Inside the museum, the exhibits explore what defined those landscapes long ago. "Past Worlds" features an adult and adolescent Teratophoneus, a newly discovered Tyrannosaur species closely related to Tyrannosaurus rex (among other features, the skull shape and number of teeth are different). The specimens were unearthed at the Grand Staircase-Escalante National Monument dig site in southern Utah.

Vertebrate paleontology curator Randall Irmis said that because Utah's landscape is so barren and rocky, it contains the most accessible fossil record of any state. That record spans more than a billion years of Earth's history, though the last 550 million are the best represented, Irmis said; the museum alone has collected more than 5,000 new specimens in the last five years. "We've really focused on telling the story of Utah in the ancient past, and as such we've got some familiar things and a lot of stuff that's on display nowhere else," said Irmis.

Another highlight includes an 8,000-year-old coiled basket, the oldest directly dated coiled basket in the Americas. The small artifact was discovered at the edge of a looter's pit at Cowboy Cave in Utah's Colorado Plateau.

Other artifacts on display from the museum's collection of 1.2 million objects include fossils, ceramics, weapons, moccasins, and jewelry. There is also a heliostat, which provides a real-time solar projection, as well as models of the geologic and hydrologic processes that shaped Utah's landscape over time.

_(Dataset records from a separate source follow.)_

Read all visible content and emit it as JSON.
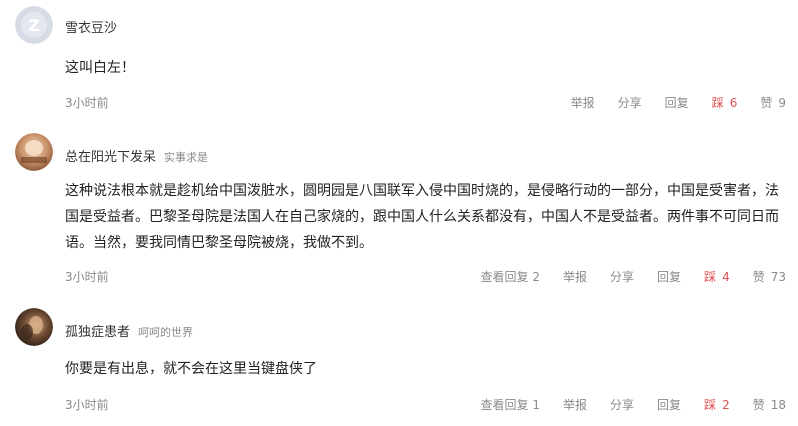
{
  "colors": {
    "dislike": "#e05151",
    "muted": "#8a8a8a"
  },
  "comments": [
    {
      "username": "雪衣豆沙",
      "signature": "",
      "text": "这叫白左！",
      "time": "3小时前",
      "replies_label": "",
      "report": "举报",
      "share": "分享",
      "reply": "回复",
      "dislike_label": "踩",
      "dislike_count": "6",
      "like_label": "赞",
      "like_count": "9",
      "avatar_icon": "default-avatar-icon"
    },
    {
      "username": "总在阳光下发呆",
      "signature": "实事求是",
      "text": "这种说法根本就是趁机给中国泼脏水，圆明园是八国联军入侵中国时烧的，是侵略行动的一部分，中国是受害者，法国是受益者。巴黎圣母院是法国人在自己家烧的，跟中国人什么关系都没有，中国人不是受益者。两件事不可同日而语。当然，要我同情巴黎圣母院被烧，我做不到。",
      "time": "3小时前",
      "replies_label": "查看回复 2",
      "report": "举报",
      "share": "分享",
      "reply": "回复",
      "dislike_label": "踩",
      "dislike_count": "4",
      "like_label": "赞",
      "like_count": "73",
      "avatar_icon": "user-photo-avatar"
    },
    {
      "username": "孤独症患者",
      "signature": "呵呵的世界",
      "text": "你要是有出息，就不会在这里当键盘侠了",
      "time": "3小时前",
      "replies_label": "查看回复 1",
      "report": "举报",
      "share": "分享",
      "reply": "回复",
      "dislike_label": "踩",
      "dislike_count": "2",
      "like_label": "赞",
      "like_count": "18",
      "avatar_icon": "user-photo-avatar"
    }
  ]
}
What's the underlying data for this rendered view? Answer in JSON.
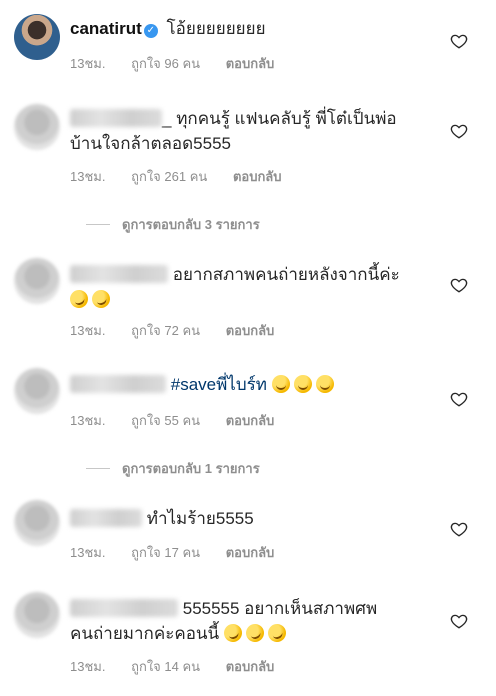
{
  "comments": [
    {
      "username": "canatirut",
      "text": "โอ้ยยยยยยยย",
      "time": "13ชม.",
      "likes": "ถูกใจ 96 คน",
      "reply": "ตอบกลับ"
    },
    {
      "username_suffix": "_",
      "text_line1": "ทุกคนรู้ แฟนคลับรู้ พี่โต๋เป็นพ่อ",
      "text_line2": "บ้านใจกล้าตลอด5555",
      "time": "13ชม.",
      "likes": "ถูกใจ 261 คน",
      "reply": "ตอบกลับ"
    },
    {
      "text": "อยากสภาพคนถ่ายหลังจากนี้ค่ะ",
      "emoji": "rolling-on-floor-laughing",
      "time": "13ชม.",
      "likes": "ถูกใจ 72 คน",
      "reply": "ตอบกลับ"
    },
    {
      "text": "#saveพี่ไบร์ท",
      "emoji": "face-with-tears-of-joy",
      "time": "13ชม.",
      "likes": "ถูกใจ 55 คน",
      "reply": "ตอบกลับ"
    },
    {
      "text": "ทำไมร้าย5555",
      "time": "13ชม.",
      "likes": "ถูกใจ 17 คน",
      "reply": "ตอบกลับ"
    },
    {
      "text_line1": "555555 อยากเห็นสภาพศพ",
      "text_line2": "คนถ่ายมากค่ะคอนนี้",
      "emoji": "rolling-on-floor-laughing",
      "time": "13ชม.",
      "likes": "ถูกใจ 14 คน",
      "reply": "ตอบกลับ"
    }
  ],
  "view_replies": [
    "ดูการตอบกลับ 3 รายการ",
    "ดูการตอบกลับ 1 รายการ"
  ],
  "colors": {
    "meta": "#8e8e8e",
    "hashtag": "#00376b",
    "verified": "#3897f0"
  }
}
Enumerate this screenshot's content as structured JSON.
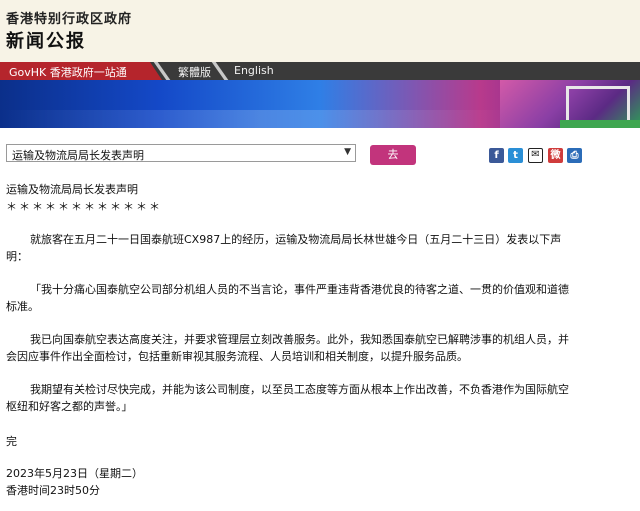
{
  "header": {
    "gov_name": "香港特别行政区政府",
    "site_title": "新闻公报"
  },
  "nav": {
    "govhk_label": "GovHK 香港政府一站通",
    "traditional_label": "繁體版",
    "english_label": "English"
  },
  "toolbar": {
    "select_value": "运输及物流局局长发表声明",
    "go_label": "去"
  },
  "share": {
    "facebook": "f",
    "twitter": "t",
    "email": "✉",
    "weibo": "微",
    "print": "⎙"
  },
  "article": {
    "title": "运输及物流局局长发表声明",
    "stars": "＊＊＊＊＊＊＊＊＊＊＊＊",
    "intro_line1": "就旅客在五月二十一日国泰航班CX987上的经历，运输及物流局局长林世雄今日（五月二十三日）发表以下声",
    "intro_line2": "明：",
    "quote1_line1": "「我十分痛心国泰航空公司部分机组人员的不当言论，事件严重违背香港优良的待客之道、一贯的价值观和道德",
    "quote1_line2": "标准。",
    "quote2_line1": "我已向国泰航空表达高度关注，并要求管理层立刻改善服务。此外，我知悉国泰航空已解聘涉事的机组人员，并",
    "quote2_line2": "会因应事件作出全面检讨，包括重新审视其服务流程、人员培训和相关制度，以提升服务品质。",
    "quote3_line1": "我期望有关检讨尽快完成，并能为该公司制度，以至员工态度等方面从根本上作出改善，不负香港作为国际航空",
    "quote3_line2": "枢纽和好客之都的声誉。」",
    "end_mark": "完",
    "date": "2023年5月23日（星期二）",
    "time": "香港时间23时50分"
  },
  "colors": {
    "govhk_red": "#b5252c",
    "go_button": "#c2347c",
    "nav_bg": "#3a3a3a",
    "header_bg": "#f7f3e6"
  }
}
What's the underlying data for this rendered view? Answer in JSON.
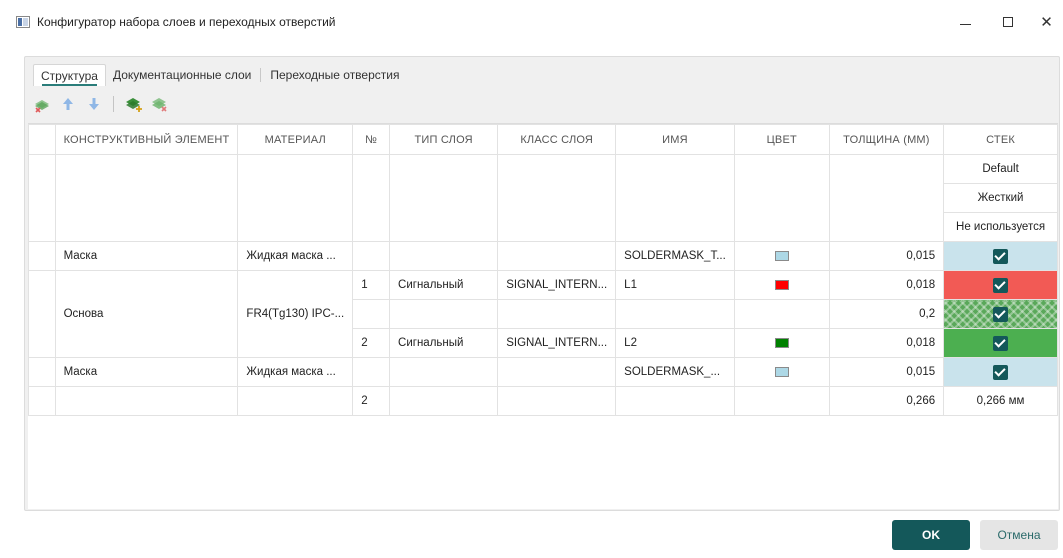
{
  "window": {
    "title": "Конфигуратор набора слоев и переходных отверстий",
    "minimize_glyph": "",
    "maximize_glyph": "",
    "close_glyph": "✕"
  },
  "tabs": [
    {
      "label": "Структура",
      "active": true
    },
    {
      "label": "Документационные слои",
      "active": false
    },
    {
      "label": "Переходные отверстия",
      "active": false
    }
  ],
  "toolbar": {
    "icons": [
      "remove-layer-icon",
      "move-up-icon",
      "move-down-icon",
      "add-stack-icon",
      "remove-stack-icon"
    ]
  },
  "table": {
    "headers": {
      "element": "КОНСТРУКТИВНЫЙ ЭЛЕМЕНТ",
      "material": "МАТЕРИАЛ",
      "num": "№",
      "layer_type": "ТИП СЛОЯ",
      "layer_class": "КЛАСС СЛОЯ",
      "name": "ИМЯ",
      "color": "ЦВЕТ",
      "thickness": "ТОЛЩИНА (ММ)",
      "stack": "СТЕК"
    },
    "stack_header_rows": [
      "Default",
      "Жесткий",
      "Не используется"
    ],
    "rows": [
      {
        "element": "Маска",
        "material": "Жидкая маска ...",
        "num": "",
        "layer_type": "",
        "layer_class": "",
        "name": "SOLDERMASK_T...",
        "color": "#add8e6",
        "thickness": "0,015",
        "stack": "blue"
      },
      {
        "element": "Основа",
        "material": "FR4(Tg130) IPC-...",
        "num": "1",
        "layer_type": "Сигнальный",
        "layer_class": "SIGNAL_INTERN...",
        "name": "L1",
        "color": "#ff0000",
        "thickness": "0,018",
        "stack": "red"
      },
      {
        "element": "",
        "material": "",
        "num": "",
        "layer_type": "",
        "layer_class": "",
        "name": "",
        "color": "",
        "thickness": "0,2",
        "stack": "hatch"
      },
      {
        "element": "",
        "material": "",
        "num": "2",
        "layer_type": "Сигнальный",
        "layer_class": "SIGNAL_INTERN...",
        "name": "L2",
        "color": "#008000",
        "thickness": "0,018",
        "stack": "green"
      },
      {
        "element": "Маска",
        "material": "Жидкая маска ...",
        "num": "",
        "layer_type": "",
        "layer_class": "",
        "name": "SOLDERMASK_...",
        "color": "#add8e6",
        "thickness": "0,015",
        "stack": "blue"
      }
    ],
    "totals": {
      "num": "2",
      "thickness": "0,266",
      "stack": "0,266 мм"
    }
  },
  "buttons": {
    "ok": "OK",
    "cancel": "Отмена"
  }
}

Kevin Fernlund, executive director of the Western History Association at the University of Missouri-St. Louis, said older museums tried "to create these classical temples and great columns echoing the architecture of antiquity," but with its combination of indoor and outdoor spaces and focus on Utah's unique geography and topography, the new museum is "a magnification and amplification of what happened locally, and that's pretty cool."

The new building was designed by Ennead Architects, the firm behind the American Museum of Natural History in New York and the Newseum in Washington, DC.

The museum is about three miles from downtown Salt Lake City and is also accessible by bike, though it's an uphill ride. Less-enterprising cyclists can reach the facility by a combination of bike, light rail and free shuttle.

Two feet or a bike are all you'll need to continue your discovery of Utah's ancient past first-hand - the building backs up to two nature preserves with trails through the foothills of the Wasatch Mountains.